— Я… Я не католичка, я мусульманка, — с дрожью в голосе продолжала девушка, но её собеседница понимала, что она лжет.
— Как твоё имя? — Башира села рядом.
— Садыка.
— А как тебя звали раньше?
— Виктория, — неуверенно прошептала джарийе. Несмотря на чёрные волосы и смугловатую кожу, Катрин почувствовала, что эта девушка европейка — в её голосе отчетливо звучал акцент. Один раз она уже так попалась, второй мог бы стать для неё фатальным, потому она так нерешительно шла на контакт с этой хатун. — А тебя?
— Катрин-Антуанет… Виктория, ты подарила мне новую надежду. Ты одна не позабыла свою веру. Ведь то, что нас с тобой обратили в ислам, ничего не значит. Это лишь слова, произнесённые во имя высшей цели, — госпитальерка говорила с прежним энтузиазмом и живостью, она не могла остановиться, ведь нашёлся человек, которому можно было поведать о наболевшем. — Нам надо держаться вместе. У тебя ведь нет причин доверять мне? — Садыка смотрела на неё широко раскрытыми светлыми глазами, не в силах ни подтвердить, ни опровергнуть это утверждение. — Тогда я расскажу тебе свою тайну, такую, что способна поднять бурю и похоронить меня и всё, ради чего я живу. И мне не страшно, что ты кому-то расскажешь: если я в этом мире не могу положиться на католичку, то мне будет стыдно и невыносимо оставаться в таком мире. Поклянись, что никогда не выдашь мой секрет.
— Клянусь Богом, — уже без прежнего страха решительно ответила сероглазая девушка.

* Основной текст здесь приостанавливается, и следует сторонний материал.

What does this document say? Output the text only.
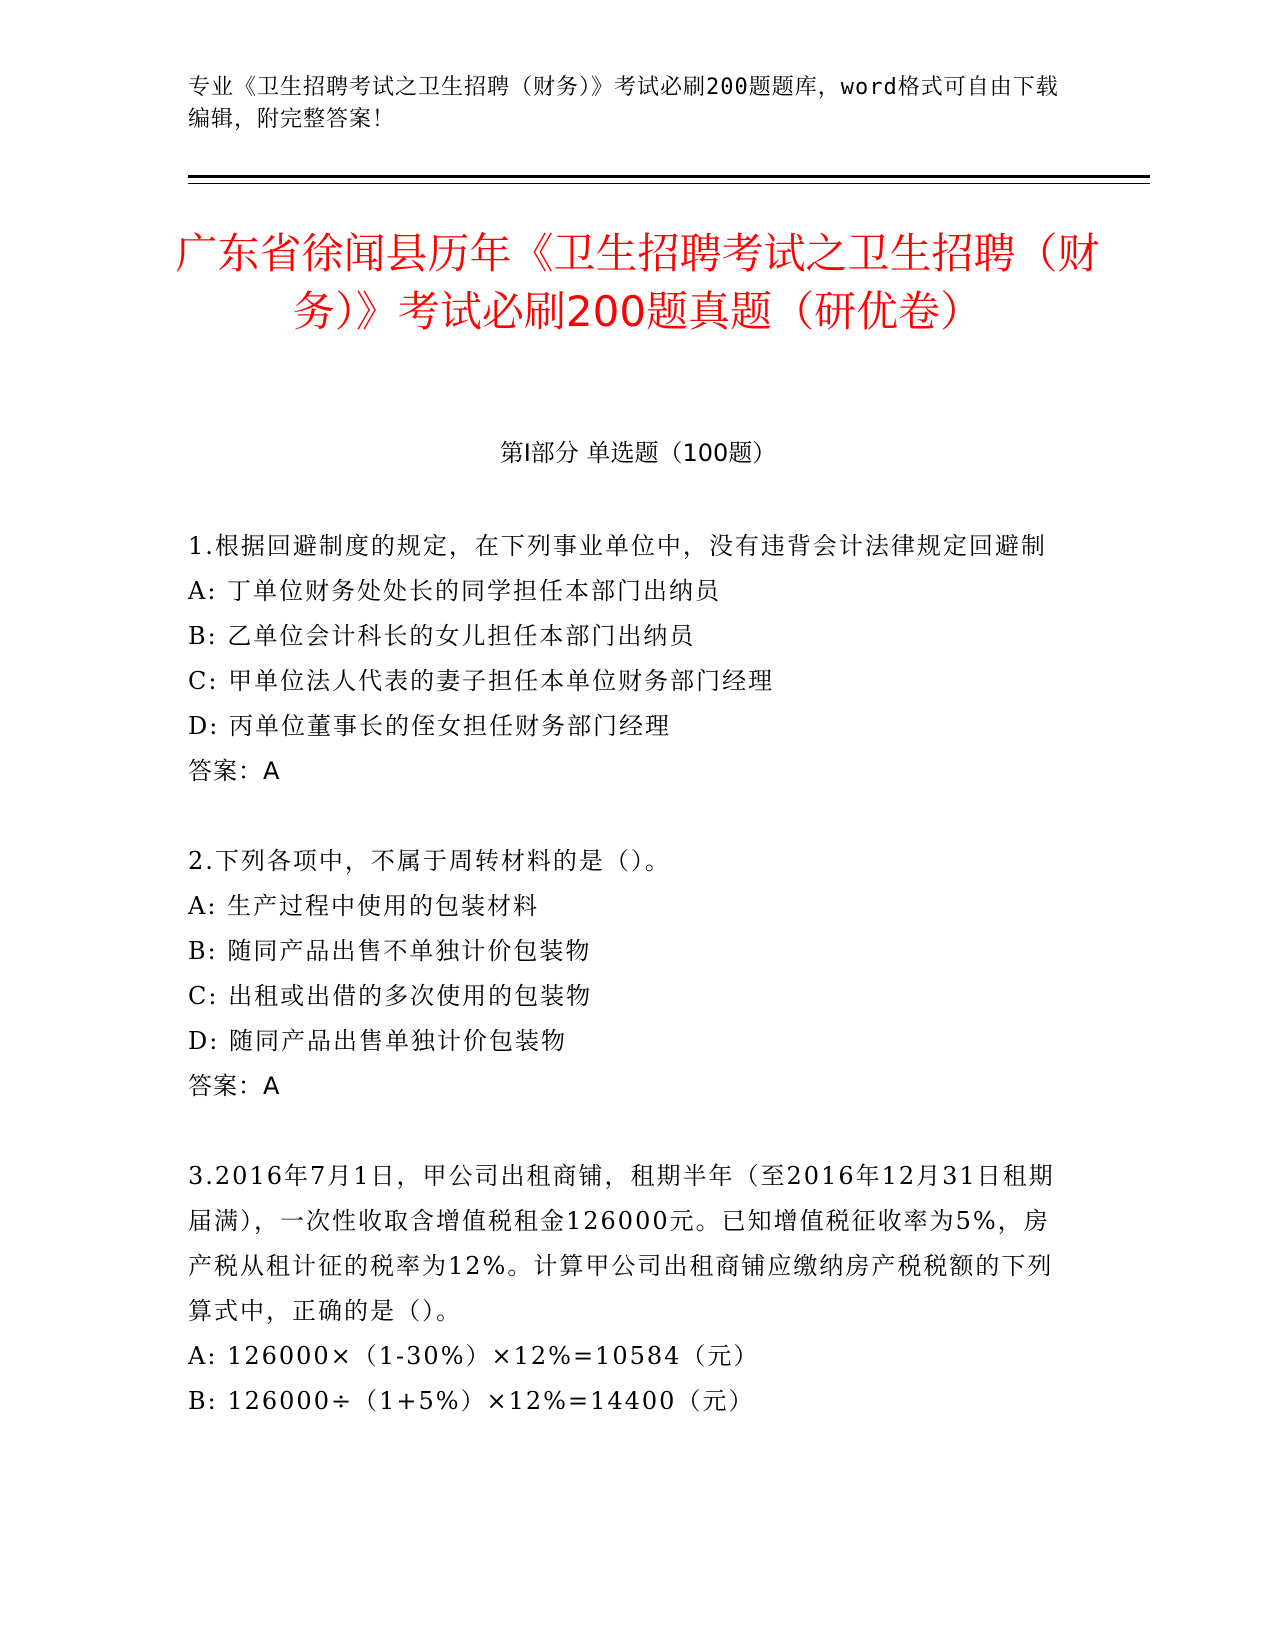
专业《卫生招聘考试之卫生招聘（财务）》考试必刷200题题库，word格式可自由下载编辑，附完整答案！
广东省徐闻县历年《卫生招聘考试之卫生招聘（财务）》考试必刷200题真题（研优卷）
第I部分 单选题（100题）

1.根据回避制度的规定，在下列事业单位中，没有违背会计法律规定回避制

A: 丁单位财务处处长的同学担任本部门出纳员

B: 乙单位会计科长的女儿担任本部门出纳员

C: 甲单位法人代表的妻子担任本单位财务部门经理

D: 丙单位董事长的侄女担任财务部门经理

答案：A

2.下列各项中，不属于周转材料的是（）。

A: 生产过程中使用的包装材料

B: 随同产品出售不单独计价包装物

C: 出租或出借的多次使用的包装物

D: 随同产品出售单独计价包装物

答案：A

3.2016年7月1日，甲公司出租商铺，租期半年（至2016年12月31日租期届满），一次性收取含增值税租金126000元。已知增值税征收率为5%，房产税从租计征的税率为12%。计算甲公司出租商铺应缴纳房产税税额的下列算式中，正确的是（）。

A: 126000×（1-30%）×12%=10584（元）

B: 126000÷（1+5%）×12%=14400（元）
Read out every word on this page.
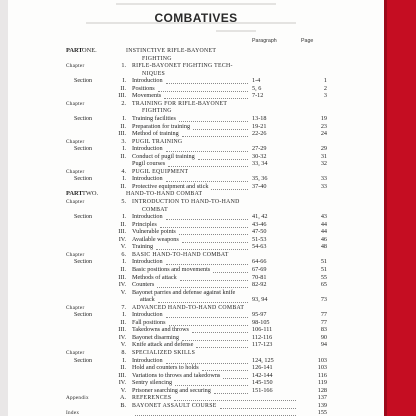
COMBATIVES
Paragraph	Page
PART ONE.	INSTINCTIVE RIFLE-BAYONET
FIGHTING
Chapter	1. RIFLE-BAYONET FIGHTING TECH-
NIQUES
Section	I. Introduction	1-4	1
II. Positions	5, 6	2
III. Movements	7-12	3
Chapter	2. TRAINING FOR RIFLE-BAYONET
FIGHTING
Section	I. Training facilities	13-18	19
II. Preparation for training	19-21	23
III. Method of training	22-26	24
Chapter	3. PUGIL TRAINING
Section	I. Introduction	27-29	29
II. Conduct of pugil training	30-32	31
Pugil courses	33, 34	32
Chapter	4. PUGIL EQUIPMENT
Section	I. Introduction	35, 36	33
II. Protective equipment and stick	37-40	33
PART TWO.	HAND-TO-HAND COMBAT
Chapter	5. INTRODUCTION TO HAND-TO-HAND
COMBAT
Section	I. Introduction	41, 42	43
II. Principles	43-46	44
III. Vulnerable points	47-50	44
IV. Available weapons	51-53	46
V. Training	54-63	48
Chapter	6. BASIC HAND-TO-HAND COMBAT
Section	I. Introduction	64-66	51
II. Basic positions and movements	67-69	51
III. Methods of attack	70-81	55
IV. Counters	82-92	65
V. Bayonet parries and defense against knife
attack	93, 94	73
Chapter	7. ADVANCED HAND-TO-HAND COMBAT
Section	I. Introduction	95-97	77
II. Fall positions	98-105	77
III. Takedowns and throws	106-111	83
IV. Bayonet disarming	112-116	90
V. Knife attack and defense	117-123	94
Chapter	8. SPECIALIZED SKILLS
Section	I. Introduction	124, 125	103
II. Hold and counters to holds	126-141	103
III. Variations to throws and takedowns	142-144	116
IV. Sentry silencing	145-150	119
V. Prisoner searching and securing	151-166	128
Appendix	A. REFERENCES	137
B. BAYONET ASSAULT COURSE	139
Index	155
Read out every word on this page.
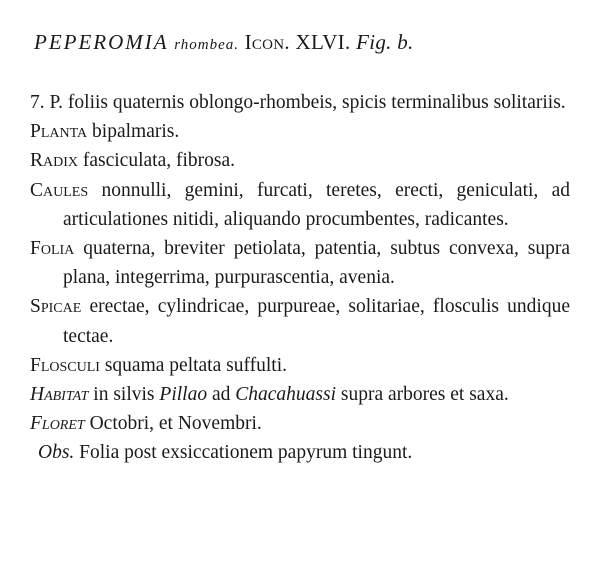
PEPEROMIA rhombea. Icon. XLVI. Fig. b.

7. P. foliis quaternis oblongo-rhombeis, spicis terminalibus solitariis.

Planta bipalmaris.

Radix fasciculata, fibrosa.

Caules nonnulli, gemini, furcati, teretes, erecti, geniculati, ad articulationes nitidi, aliquando procumbentes, radicantes.

Folia quaterna, breviter petiolata, patentia, subtus convexa, supra plana, integerrima, purpurascentia, avenia.

Spicae erectae, cylindricae, purpureae, solitariae, flosculis undique tectae.

Flosculi squama peltata suffulti.

Habitat in silvis Pillao ad Chacahuassi supra arbores et saxa.

Floret Octobri, et Novembri.

Obs. Folia post exsiccationem papyrum tingunt.
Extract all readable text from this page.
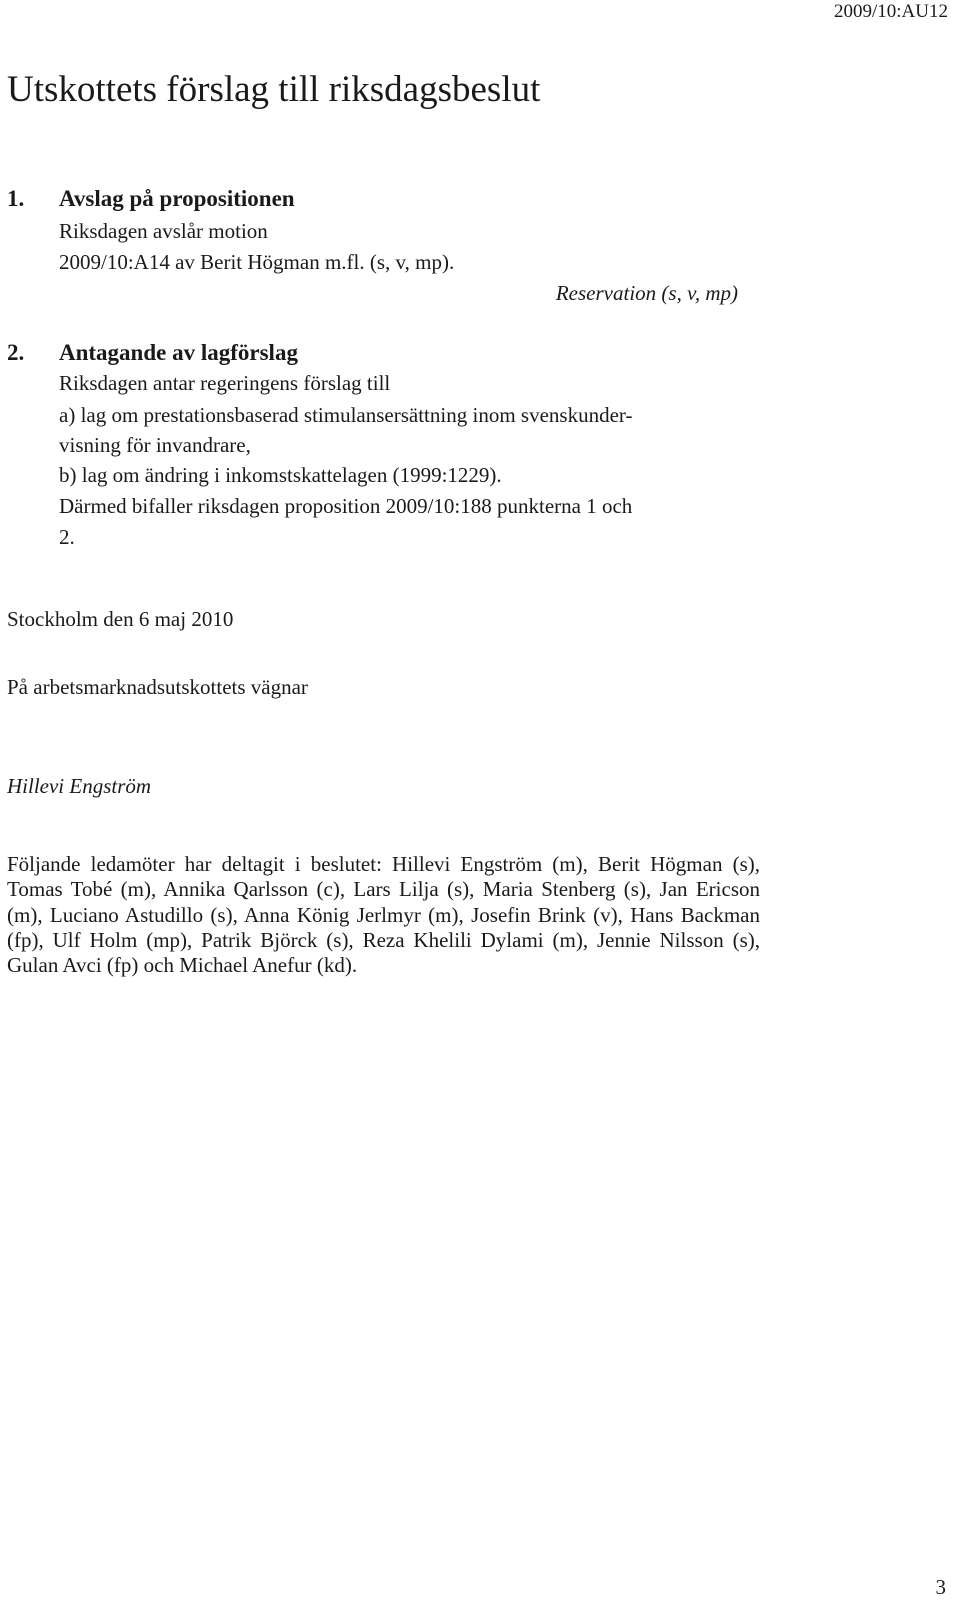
2009/10:AU12
Utskottets förslag till riksdagsbeslut
1. Avslag på propositionen
Riksdagen avslår motion
2009/10:A14 av Berit Högman m.fl. (s, v, mp).
Reservation (s, v, mp)
2. Antagande av lagförslag
Riksdagen antar regeringens förslag till
a) lag om prestationsbaserad stimulansersättning inom svenskunder-
visning för invandrare,
b) lag om ändring i inkomstskattelagen (1999:1229).
Därmed bifaller riksdagen proposition 2009/10:188 punkterna 1 och
2.
Stockholm den 6 maj 2010
På arbetsmarknadsutskottets vägnar
Hillevi Engström
Följande ledamöter har deltagit i beslutet: Hillevi Engström (m), Berit Högman (s), Tomas Tobé (m), Annika Qarlsson (c), Lars Lilja (s), Maria Stenberg (s), Jan Ericson (m), Luciano Astudillo (s), Anna König Jerlmyr (m), Josefin Brink (v), Hans Backman (fp), Ulf Holm (mp), Patrik Björck (s), Reza Khelili Dylami (m), Jennie Nilsson (s), Gulan Avci (fp) och Michael Anefur (kd).
3
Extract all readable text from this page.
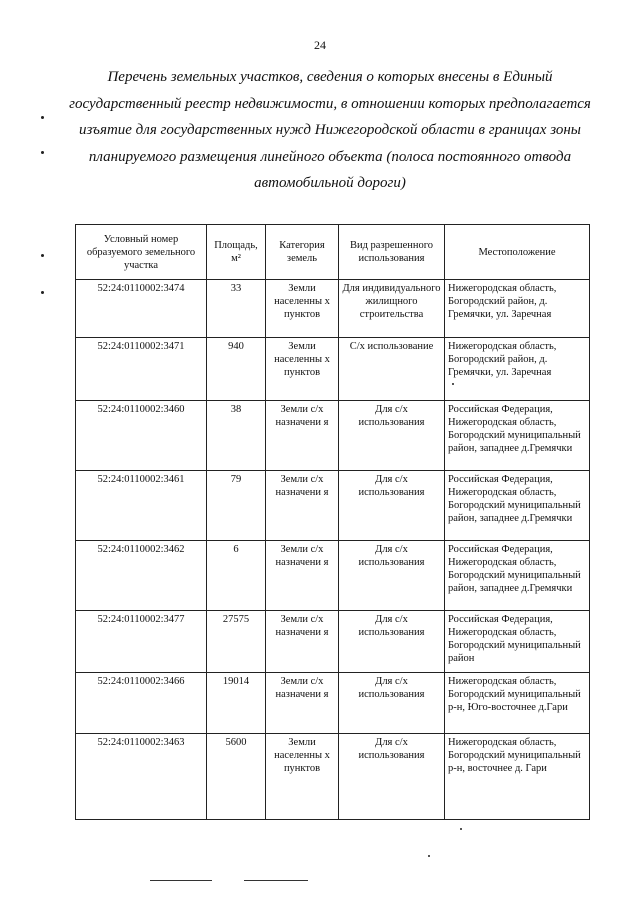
24
Перечень земельных участков, сведения о которых внесены в Единый
государственный реестр недвижимости, в отношении которых предполагается
изъятие для государственных нужд Нижегородской области в границах зоны
планируемого размещения линейного объекта (полоса постоянного отвода
автомобильной дороги)
Условный номер образуемого земельного участка	Площадь, м²	Категория земель	Вид разрешенного использования	Местоположение
52:24:0110002:3474	33	Земли населенны х пунктов	Для индивидуального жилищного строительства	Нижегородская область, Богородский район, д. Гремячки, ул. Заречная
52:24:0110002:3471	940	Земли населенны х пунктов	С/х использование	Нижегородская область, Богородский район, д. Гремячки, ул. Заречная
52:24:0110002:3460	38	Земли с/х назначени я	Для с/х использования	Российская Федерация, Нижегородская область, Богородский муниципальный район, западнее д.Гремячки
52:24:0110002:3461	79	Земли с/х назначени я	Для с/х использования	Российская Федерация, Нижегородская область, Богородский муниципальный район, западнее д.Гремячки
52:24:0110002:3462	6	Земли с/х назначени я	Для с/х использования	Российская Федерация, Нижегородская область, Богородский муниципальный район, западнее д.Гремячки
52:24:0110002:3477	27575	Земли с/х назначени я	Для с/х использования	Российская Федерация, Нижегородская область, Богородский муниципальный район
52:24:0110002:3466	19014	Земли с/х назначени я	Для с/х использования	Нижегородская область, Богородский муниципальный р-н, Юго-восточнее д.Гари
52:24:0110002:3463	5600	Земли населенны х пунктов	Для с/х использования	Нижегородская область, Богородский муниципальный р-н, восточнее д. Гари
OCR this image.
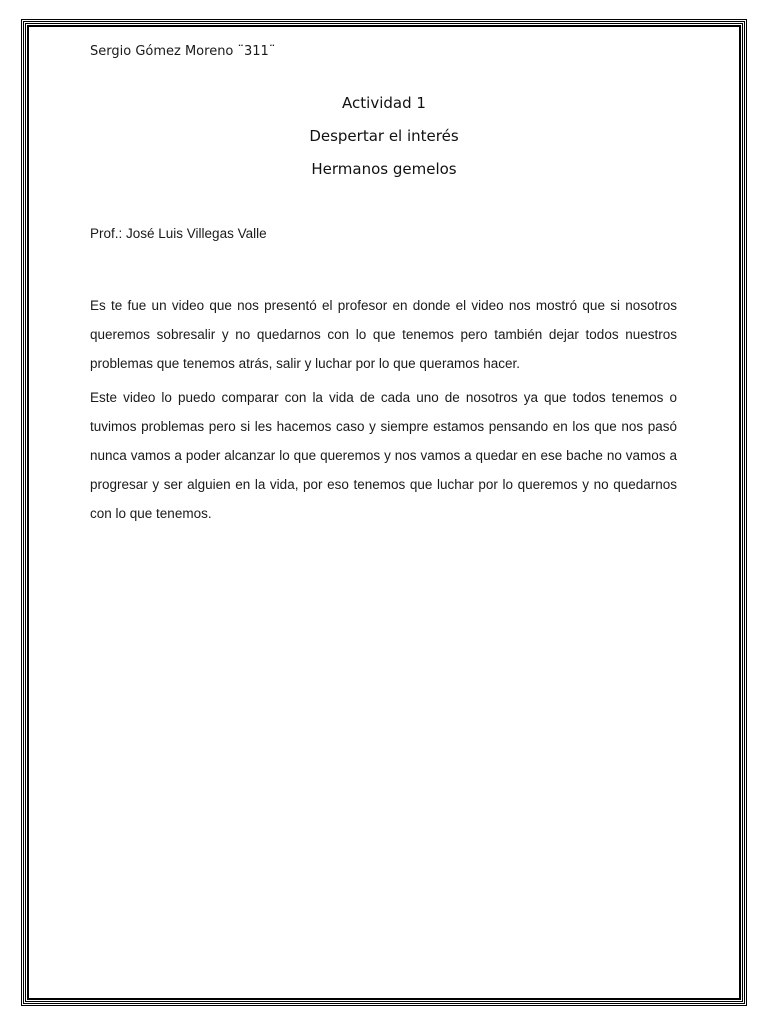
Sergio Gómez Moreno ¨311¨
Actividad 1
Despertar el interés
Hermanos gemelos
Prof.: José Luis Villegas Valle
Es te fue un video que nos presentó el profesor en donde el video nos mostró que si nosotros queremos sobresalir y no quedarnos con lo que tenemos pero también dejar todos nuestros problemas que tenemos atrás, salir y luchar por lo que queramos hacer.
Este video lo puedo comparar con la vida de cada uno de nosotros ya que todos tenemos o tuvimos problemas pero si les hacemos caso y siempre estamos pensando en los que nos pasó nunca vamos a poder alcanzar lo que queremos y nos vamos a quedar en ese bache no vamos a progresar y ser alguien en la vida, por eso tenemos que luchar por lo queremos y no quedarnos con lo que tenemos.
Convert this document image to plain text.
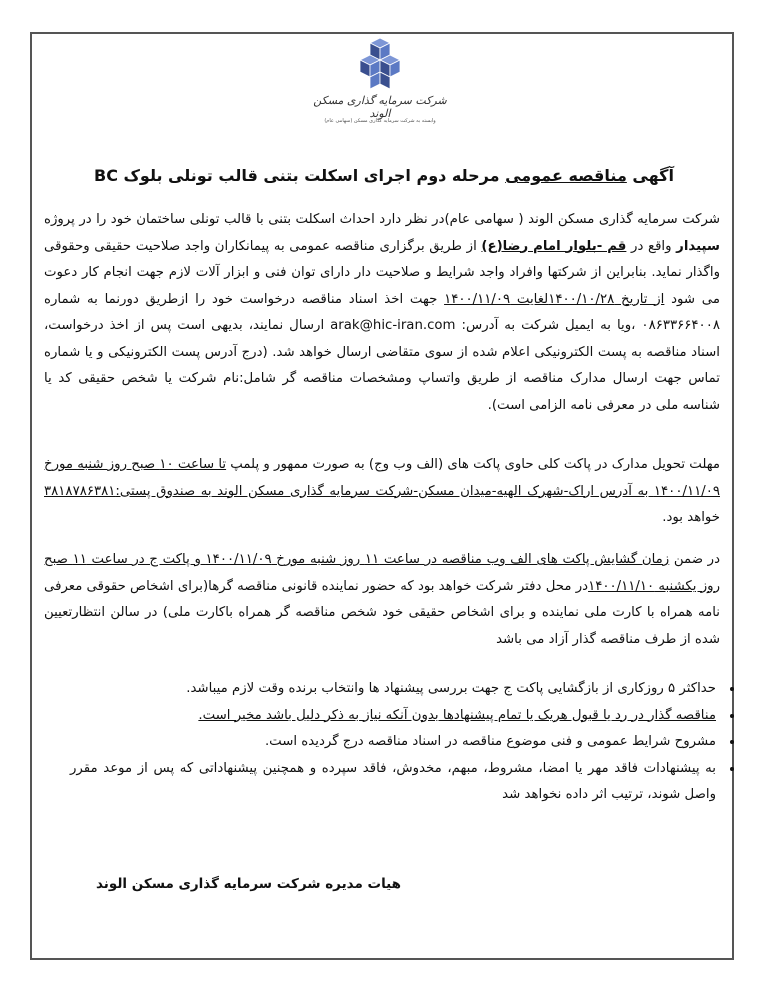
شرکت سرمایه گذاری مسکن الوند
وابسته به شرکت سرمایه گذاری مسکن (سهامی عام)
آگهی مناقصه عمومی مرحله دوم اجرای اسکلت بتنی قالب تونلی بلوک BC
شرکت سرمایه گذاری مسکن الوند ( سهامی عام)در نظر دارد احداث اسکلت بتنی با قالب تونلی ساختمان خود را در پروژه سپیدار واقع در قم -بلوار امام رضا(ع) از طریق برگزاری مناقصه عمومی به پیمانکاران واجد صلاحیت حقیقی وحقوقی واگذار نماید. بنابراین از شرکتها وافراد واجد شرایط و صلاحیت دار دارای توان فنی و ابزار آلات لازم جهت انجام کار دعوت می شود از تاریخ ۱۴۰۰/۱۰/۲۸لغایت ۱۴۰۰/۱۱/۰۹ جهت اخذ اسناد مناقصه درخواست خود را ازطریق دورنما به شماره ۰۸۶۳۳۶۶۴۰۰۸ ،ویا به ایمیل شرکت به آدرس: arak@hic-iran.com ارسال نمایند، بدیهی است پس از اخذ درخواست، اسناد مناقصه به پست الکترونیکی اعلام شده از سوی متقاضی ارسال خواهد شد. (درج آدرس پست الکترونیکی و یا شماره تماس جهت ارسال مدارک مناقصه از طریق واتساپ ومشخصات مناقصه گر شامل:نام شرکت یا شخص حقیقی کد یا شناسه ملی در معرفی نامه الزامی است).
مهلت تحویل مدارک در پاکت کلی حاوی پاکت های (الف وب وج) به صورت ممهور و پلمپ تا ساعت ۱۰ صبح روز شنبه مورخ ۱۴۰۰/۱۱/۰۹ به آدرس اراک-شهرک الهیه-میدان مسکن-شرکت سرمایه گذاری مسکن الوند به صندوق پستی:۳۸۱۸۷۸۶۳۸۱ خواهد بود.
در ضمن زمان گشایش پاکت های الف وب مناقصه در ساعت ۱۱ روز شنبه مورخ ۱۴۰۰/۱۱/۰۹ و پاکت ج در ساعت ۱۱ صبح روز یکشنبه ۱۴۰۰/۱۱/۱۰در محل دفتر شرکت خواهد بود که حضور نماینده قانونی مناقصه گرها(برای اشخاص حقوقی معرفی نامه همراه با کارت ملی نماینده و برای اشخاص حقیقی خود شخص مناقصه گر همراه باکارت ملی) در سالن انتظارتعیین شده از طرف مناقصه گذار آزاد می باشد
• حداکثر ۵ روزکاری از بازگشایی پاکت ج جهت بررسی پیشنهاد ها وانتخاب برنده وقت لازم میباشد.
• مناقصه گذار در رد یا قبول هریک یا تمام پیشنهادها بدون آنکه نیاز به ذکر دلیل باشد مخیر است.
• مشروح شرایط عمومی و فنی موضوع مناقصه در اسناد مناقصه درج گردیده است.
• به پیشنهادات فاقد مهر یا امضا، مشروط، مبهم، مخدوش، فاقد سپرده و همچنین پیشنهاداتی که پس از موعد مقرر واصل شوند، ترتیب اثر داده نخواهد شد
هیات مدیره شرکت سرمایه گذاری مسکن الوند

— Я — госпитальерка, похищенная с корабля Великого Магистра. Я — писарь Его Преосвященнейшего Высочества, и… — калфа многозначительно улыбнулась и едва заметно в темноте покраснела от своих мыслей, — и самый ревностный служитель Ордена. Точнее один из, после моего господина, конечно же. Сулейман превратил и мою, и его жизнь в ад, убил моего друга, а также двести добрых служителей Католической Церкви. Раз уж я здесь, значит Богу угодно, чтобы я превратила в ад жизнь этого черта.
Сказанных слов было более, чем достаточно, чтобы обречь Баширу на страшные пытки и мучительную казнь османской саблей, потому Садыка также решилась раскрыть душу перед практически незнакомой девушкой. Когда не с кем обмолвиться и словом без страха, что это используют против тебя, искренне доброжелательный собеседник — как глоток свежего воздуха.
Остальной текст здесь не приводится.